In the first six months in Mexico I did whine so much "I just want to go home". So when did the shift occur for me? I can´t remember when it was, it was a gradual shift in my heart, a subtle taking over. Maybe it was six months free of any illnesses, maybe moving to the counrty where the patio walls were gone and so were the million curious Mexican kids peeping in our kitchen window, all day, every day. Perhaps it was the day Bash used the verb "tomar" perfectly when speaking with Martha and suddenly he knew more Spanish than me. The million little pieces filled into my heart, filled it up and made me love the place where I was, for the second time in my life.

I don´t whine, as much anyway, about the "limitations" I used to experience. Now they aren´t limitations, just the way things are. There is no Target, no Value Village, no Trader Joe´s...I can live through my longing to visit those places regularly. My friendship support network is expanding, I´ll never be able to duplicate the simple beauties of Shannon Ave., that was a rare intersection of wonderfulness. Mexico offers a different intersection if wonderfulness and I am wrapping myself in the sweetness of this experience.

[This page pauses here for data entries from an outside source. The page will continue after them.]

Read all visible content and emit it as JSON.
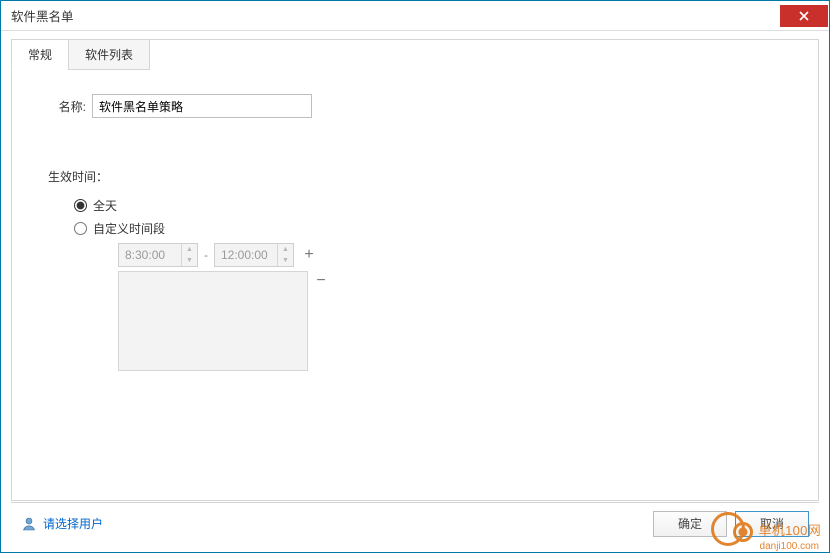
{
  "window": {
    "title": "软件黑名单"
  },
  "tabs": {
    "general": "常规",
    "softwareList": "软件列表"
  },
  "form": {
    "nameLabel": "名称:",
    "nameValue": "软件黑名单策略",
    "effectiveLabel": "生效时间：",
    "radioAllDay": "全天",
    "radioCustom": "自定义时间段",
    "timeFrom": "8:30:00",
    "timeTo": "12:00:00",
    "dash": "-",
    "plus": "+",
    "minus": "−"
  },
  "footer": {
    "selectUser": "请选择用户",
    "ok": "确定",
    "cancel": "取消"
  },
  "watermark": {
    "brand": "单机100网",
    "url": "danji100.com"
  }
}
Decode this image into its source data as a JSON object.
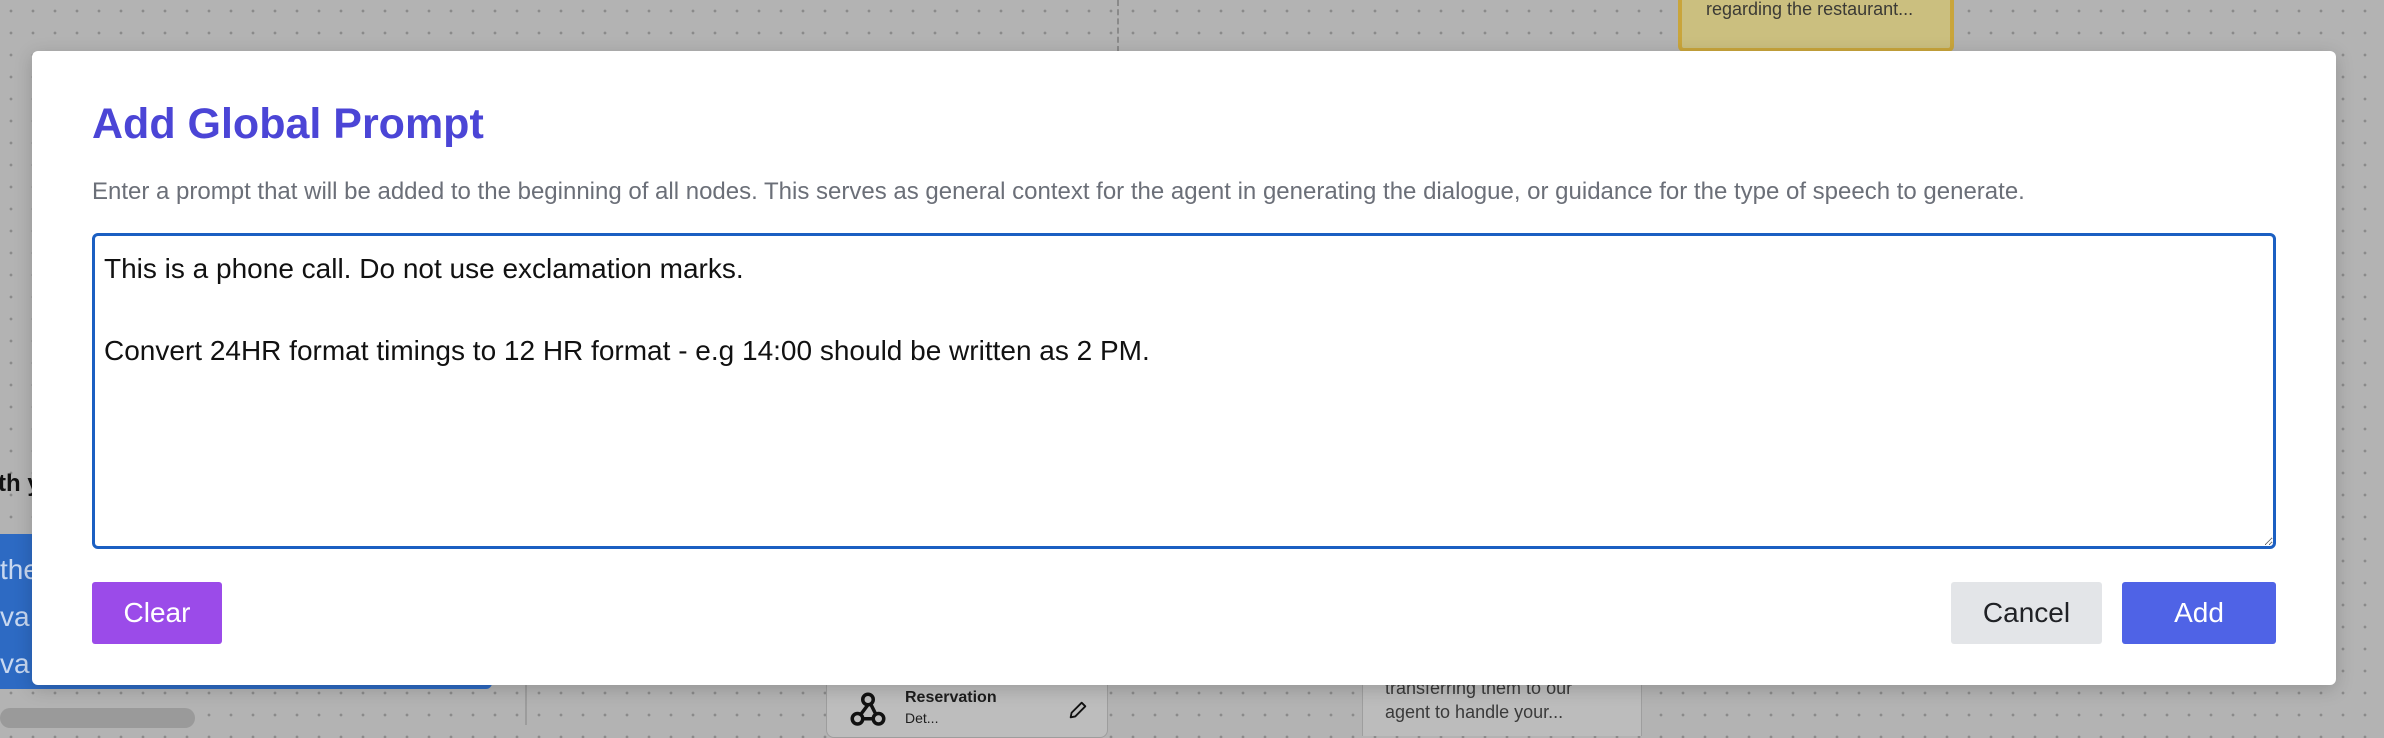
{
  "background": {
    "yellow_card_text": "regarding the restaurant...",
    "left_partial_heading": "th y",
    "left_blue_lines": [
      "the",
      "va",
      "va"
    ],
    "node": {
      "title": "Reservation",
      "subtitle": "Det..."
    },
    "right_card_lines": [
      "transferring them to our",
      "agent to handle your..."
    ]
  },
  "dialog": {
    "title": "Add Global Prompt",
    "description": "Enter a prompt that will be added to the beginning of all nodes. This serves as general context for the agent in generating the dialogue, or guidance for the type of speech to generate.",
    "prompt_value": "This is a phone call. Do not use exclamation marks.\n\nConvert 24HR format timings to 12 HR format - e.g 14:00 should be written as 2 PM.",
    "clear_label": "Clear",
    "cancel_label": "Cancel",
    "add_label": "Add"
  },
  "colors": {
    "title": "#4b45d6",
    "clear_button": "#9b4be9",
    "add_button": "#4f63e6",
    "textarea_border": "#1b5fc2",
    "cancel_button": "#e3e5e8"
  }
}
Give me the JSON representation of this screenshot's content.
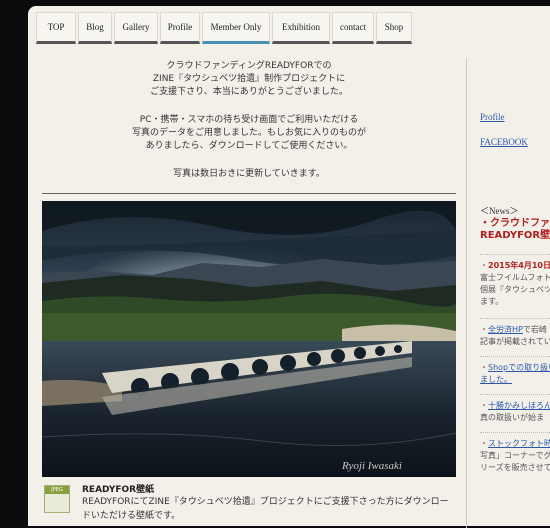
{
  "nav": [
    "TOP",
    "Blog",
    "Gallery",
    "Profile",
    "Member Only",
    "Exhibition",
    "contact",
    "Shop"
  ],
  "intro": {
    "p1": [
      "クラウドファンディングREADYFORでの",
      "ZINE『タウシュベツ拾遺』制作プロジェクトに",
      "ご支援下さり、本当にありがとうございました。"
    ],
    "p2": [
      "PC・携帯・スマホの待ち受け画面でご利用いただける",
      "写真のデータをご用意しました。もしお気に入りのものが",
      "ありましたら、ダウンロードしてご使用ください。"
    ],
    "p3": "写真は数日おきに更新していきます。"
  },
  "photo": {
    "watermark": "Ryoji Iwasaki"
  },
  "file": {
    "icon_label": "JPEG",
    "title": "READYFOR壁紙",
    "desc": "READYFORにてZINE『タウシュベツ拾遺』プロジェクトにご支援下さった方にダウンロードいただける壁紙です。"
  },
  "sidebar": {
    "links": [
      "Profile",
      "FACEBOOK"
    ],
    "news_title": "＜News＞",
    "item1_bullet": "・",
    "item1_line1": "クラウドファン",
    "item1_line2": "READYFOR壁",
    "item2_bullet": "・",
    "item2_date": "2015年4月10日～",
    "item2_l1": "富士フイルムフォト",
    "item2_l2": "個展『タウシュベツ拾",
    "item2_l3": "ます。",
    "item3_bullet": "・",
    "item3_link": "全労済HP",
    "item3_l1_rest": "で岩崎",
    "item3_l2": "記事が掲載されてい",
    "item4_bullet": "・",
    "item4_link1": "Shopでの取り扱い",
    "item4_link2": "ました。",
    "item5_bullet": "・",
    "item5_link": "十勝かみしほろん",
    "item5_l2": "真の取扱いが始ま",
    "item6_bullet": "・",
    "item6_link": "ストックフォト時空",
    "item6_l1": "写真」コーナーでグ",
    "item6_l2": "リーズを販売させて"
  },
  "colors": {
    "active_tab": "#4a8fb0",
    "link": "#2a5aa8",
    "accent": "#b02020"
  }
}
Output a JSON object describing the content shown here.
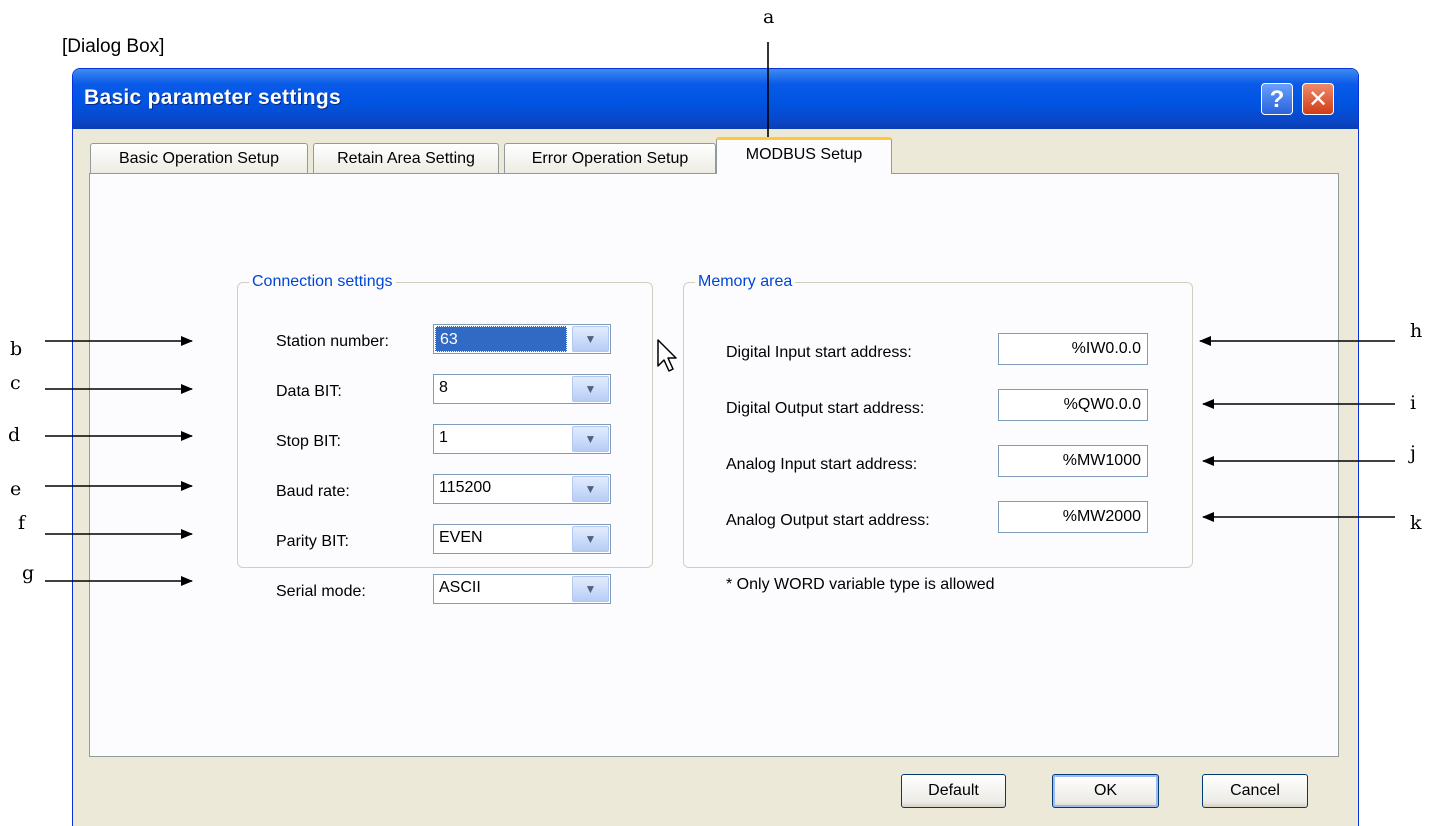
{
  "caption": "[Dialog Box]",
  "dialog": {
    "title": "Basic parameter settings",
    "help_glyph": "?",
    "close_glyph": "✕",
    "tabs": [
      {
        "label": "Basic Operation Setup",
        "active": false
      },
      {
        "label": "Retain Area Setting",
        "active": false
      },
      {
        "label": "Error Operation Setup",
        "active": false
      },
      {
        "label": "MODBUS Setup",
        "active": true
      }
    ],
    "connection": {
      "legend": "Connection settings",
      "fields": [
        {
          "label": "Station number:",
          "value": "63"
        },
        {
          "label": "Data BIT:",
          "value": "8"
        },
        {
          "label": "Stop BIT:",
          "value": "1"
        },
        {
          "label": "Baud rate:",
          "value": "115200"
        },
        {
          "label": "Parity BIT:",
          "value": "EVEN"
        },
        {
          "label": "Serial mode:",
          "value": "ASCII"
        }
      ]
    },
    "memory": {
      "legend": "Memory area",
      "fields": [
        {
          "label": "Digital Input start address:",
          "value": "%IW0.0.0"
        },
        {
          "label": "Digital Output start address:",
          "value": "%QW0.0.0"
        },
        {
          "label": "Analog Input start address:",
          "value": "%MW1000"
        },
        {
          "label": "Analog Output start address:",
          "value": "%MW2000"
        }
      ],
      "note": "* Only WORD variable type is allowed"
    },
    "buttons": {
      "default": "Default",
      "ok": "OK",
      "cancel": "Cancel"
    }
  },
  "annotations": {
    "a": "a",
    "b": "b",
    "c": "c",
    "d": "d",
    "e": "e",
    "f": "f",
    "g": "g",
    "h": "h",
    "i": "i",
    "j": "j",
    "k": "k"
  },
  "icons": {
    "dropdown": "chevron-down-icon",
    "help": "help-icon",
    "close": "close-icon",
    "cursor": "mouse-pointer-icon"
  }
}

Many times people have called me "brave" but I wanted you to all know, I don´t have any special brand of bravery, indeed I´m a bit of a chicken heart. What I have is an urge to be in the world, to understand a day in the life of someone else, a desire for adventure that changes your heart and your view of the world. Call me naïve but I still give merit to the impact one person can have on the whole world, for the better. A person doesn´t need to leave their town, their country, to do all these things but I had to, I had to prove to myself that maybe there really is a layer of bravery in my bones. I think I finally approve of me, on my merits, my actions and I´m looking foward to our changes during this next year.

2 comments:

Unknown said...

I was sad to read of the Shannon Avenue wave washing ashore, but thankful it has washed ashore and moved to other corners of the globe. I think it went back out to sea to spread. I'm not sure what this year holds for us (more unsure of this year than i've ever been in years past) BUT if i have any way of the path my feet will travel, they will travel to visit you again. I miss you as always and am thankful for the life you lead so I can learn.

Elizabeth said...

p.s. i was very sad when the shannon ave. wave came to shore and then moved out to become a larger global wave. but i am comforted that we had all those beautiful moments and we can take that beauty into the world. this sounds like a mutual compliment society here but if it hadn't been for 'becca and richard, i doubt i would be living in mexico right now, they are brave in my opinion and i am a better mother because of these 2 special people, my husband and my heart sister. thank you for helping me see the possibilities!